Zonguldak’a Bölge Adliye Mahkemesi (BAM) kurulması konusundaki Zonguldak barosu Başkanı Özel Eroğlu’nun çağrısına DEVA Partisi İl Başkanı Fatih Keleş’ın destek vermesi gerekten güzel.
Baro Başkanını BAM için destek çağrısına DEVA Partisi İl başkanın sorumluluk göstererek destek verdiğini görmekten kamuoyu olarak mutlu olduk.
YETMEZ AMA EVET
DEVA Partisi İl Başkanı Fatih Keleş’in destek vermesi kamuoyunda takdirle karşılanırken, sadece DEVA’nın desteğinin de yetersiz olduğu aşikar.
Aynı zamanda bir avukat olan DEVA Partisi İl Başkanı Fatih Keleş’in duyarlılık göstermesi takdirde şayan..
AK PARTİ’DE DESTEKLEMELİ
DEVA’nın BAM’a verdiği desteğe diğer siyasi partilerde ortak olmalı.

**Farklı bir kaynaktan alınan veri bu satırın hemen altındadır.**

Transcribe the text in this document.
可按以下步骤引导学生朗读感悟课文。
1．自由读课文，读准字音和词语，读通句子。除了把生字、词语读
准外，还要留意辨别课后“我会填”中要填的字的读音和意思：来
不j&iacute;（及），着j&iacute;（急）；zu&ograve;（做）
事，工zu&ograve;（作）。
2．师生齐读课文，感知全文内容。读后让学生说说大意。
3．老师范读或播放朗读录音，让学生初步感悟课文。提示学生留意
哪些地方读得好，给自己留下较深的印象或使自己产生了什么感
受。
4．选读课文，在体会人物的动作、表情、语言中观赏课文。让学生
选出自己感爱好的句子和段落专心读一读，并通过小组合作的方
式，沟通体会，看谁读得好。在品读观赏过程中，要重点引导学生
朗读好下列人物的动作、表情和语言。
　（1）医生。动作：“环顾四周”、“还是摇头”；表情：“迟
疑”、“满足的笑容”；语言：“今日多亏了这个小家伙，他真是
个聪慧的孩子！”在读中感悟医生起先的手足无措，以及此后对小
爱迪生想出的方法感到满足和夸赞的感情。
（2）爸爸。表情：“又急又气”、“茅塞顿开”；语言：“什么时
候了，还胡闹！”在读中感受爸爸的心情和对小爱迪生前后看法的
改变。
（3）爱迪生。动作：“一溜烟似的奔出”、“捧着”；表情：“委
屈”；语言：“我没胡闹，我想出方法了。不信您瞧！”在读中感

En çok ta AK Parti destek olmalı.
Çünkü iktidar AK Parti
AK Parti buna destek vermese beyhude çabadan öteye geçmez
ADALET BAKANINA ZİYARET ŞART..
AK Parti Zonguldak Milletvekillerinin Zonguldak Bölge Adliye Mahkemesi’nin kurulmasına karşı olduğunu pek zannetmiyorum ama bu konuda Baronu’nda hareket geçmesi gerekiyor.
Örneğin Bara Başkanı Özel Eroğlu’nun AK Parti Zonguldak Milletvekilleriyle birlikte Ankara’da ziyaret ederek Adalet Bakanı’nı birlikte ziyaret etmesi gerekiyor.

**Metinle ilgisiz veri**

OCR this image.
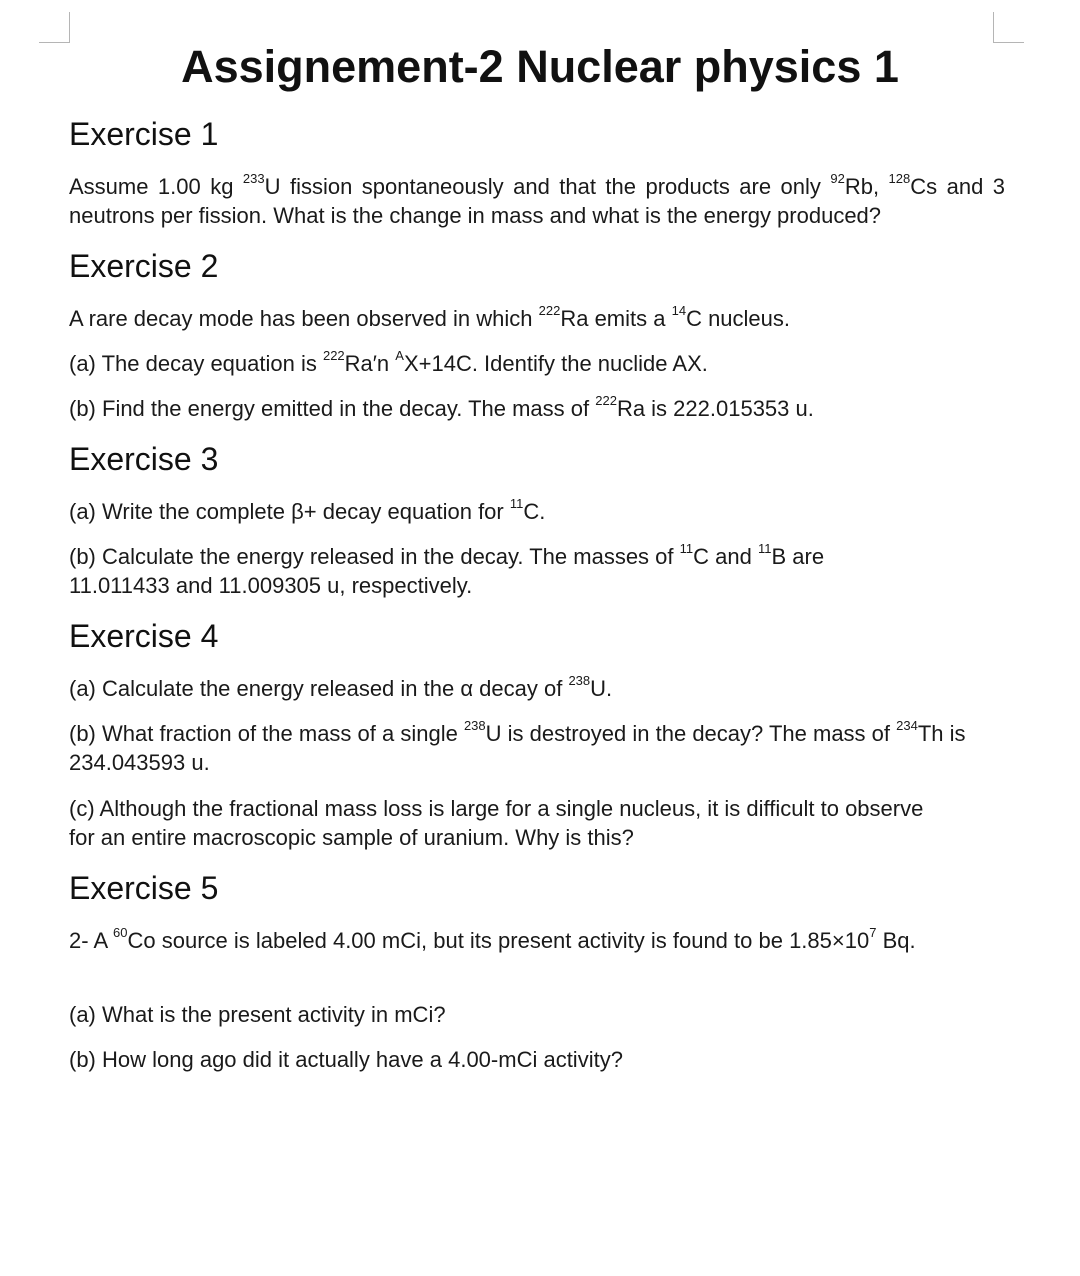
Assignement-2 Nuclear physics 1
Exercise 1

Assume 1.00 kg $^{233}$U fission spontaneously and that the products are only $^{92}$Rb, $^{128}$Cs and 3 neutrons per fission. What is the change in mass and what is the energy produced?

Exercise 2

A rare decay mode has been observed in which $^{222}$Ra emits a $^{14}$C nucleus.

(a) The decay equation is $^{222}$Ra′n $^A$X+14C. Identify the nuclide AX.

(b) Find the energy emitted in the decay. The mass of $^{222}$Ra is 222.015353 u.

Exercise 3

(a) Write the complete β+ decay equation for $^{11}$C.

(b) Calculate the energy released in the decay. The masses of $^{11}$C and $^{11}$B are 11.011433 and 11.009305 u, respectively.

Exercise 4

(a) Calculate the energy released in the α decay of $^{238}$U.

(b) What fraction of the mass of a single $^{238}$U is destroyed in the decay? The mass of $^{234}$Th is 234.043593 u.

(c) Although the fractional mass loss is large for a single nucleus, it is difficult to observe for an entire macroscopic sample of uranium. Why is this?

Exercise 5

2- A $^{60}$Co source is labeled 4.00 mCi, but its present activity is found to be $1.85\times 10^7$ Bq.

(a) What is the present activity in mCi?

(b) How long ago did it actually have a 4.00-mCi activity?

Bu ziyarette Adalet Bakanına Zonguldak’a Bölge Adliye Mahkemesi kurulmasını gerekliliği kesinlikle izah edilmeli
Çünkü bunu başka bir yolu yok.
**
KİM NE ANLARSA!
Hindistan’da çok ünlü bir ressam varmış. Herkes bu ressamın yapıtlarını kusursuz kabul edecek kadar beğenirmiş ve onu "Renklerin Ustası" anlamına gelen Ranga Geleri olarak tanısa da kısaca Ranga Guru derlermiş. Onun yetiştirdiği bir ressam olan Racigi ise artik eğitimini tamamlamış ve son resmini bitirerek Ranga Guru’ya götürmüş ve ondan resmini değerlendirmesini istemiş.
Ranga Guru;
"Sen artık ressam sayılırsın Racagi. Artık senin resmini halk değerlendirecek."

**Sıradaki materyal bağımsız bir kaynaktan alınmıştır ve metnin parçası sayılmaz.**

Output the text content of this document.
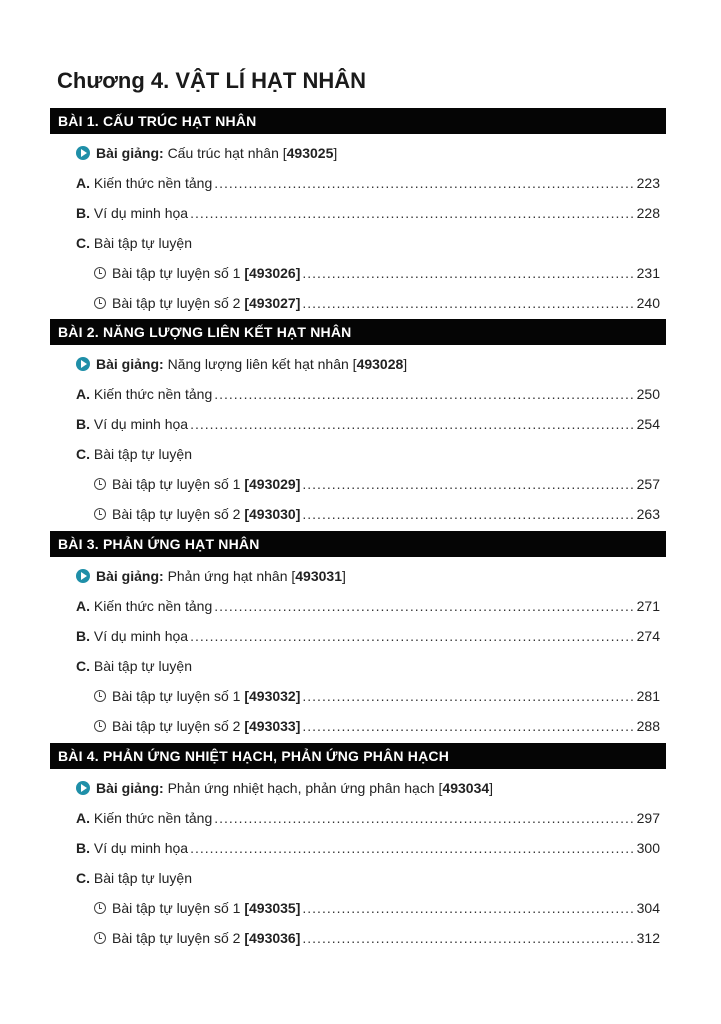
Chương 4. VẬT LÍ HẠT NHÂN
BÀI 1. CẤU TRÚC HẠT NHÂN
Bài giảng: Cấu trúc hạt nhân [493025]
A. Kiến thức nền tảng .....	223
B. Ví dụ minh họa .....	228
C. Bài tập tự luyện
Bài tập tự luyện số 1 [493026] .....	231
Bài tập tự luyện số 2 [493027] .....	240
BÀI 2. NĂNG LƯỢNG LIÊN KẾT HẠT NHÂN
Bài giảng: Năng lượng liên kết hạt nhân [493028]
A. Kiến thức nền tảng .....	250
B. Ví dụ minh họa .....	254
C. Bài tập tự luyện
Bài tập tự luyện số 1 [493029] .....	257
Bài tập tự luyện số 2 [493030] .....	263
BÀI 3. PHẢN ỨNG HẠT NHÂN
Bài giảng: Phản ứng hạt nhân [493031]
A. Kiến thức nền tảng .....	271
B. Ví dụ minh họa .....	274
C. Bài tập tự luyện
Bài tập tự luyện số 1 [493032] .....	281
Bài tập tự luyện số 2 [493033] .....	288
BÀI 4. PHẢN ỨNG NHIỆT HẠCH, PHẢN ỨNG PHÂN HẠCH
Bài giảng: Phản ứng nhiệt hạch, phản ứng phân hạch [493034]
A. Kiến thức nền tảng .....	297
B. Ví dụ minh họa .....	300
C. Bài tập tự luyện
Bài tập tự luyện số 1 [493035] .....	304
Bài tập tự luyện số 2 [493036] .....	312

diyerek resmi şehrin en kalabalık meydanına götürmesini ve meydanda en görünen yere koymasını istemiş. Yanına da kırmızı bir kalem koyarak halktan beğenmedikleri yerlere çarpı koymalarını rica eden bir yazı bırakmasını istemiş.
Racigi denileni yapmış.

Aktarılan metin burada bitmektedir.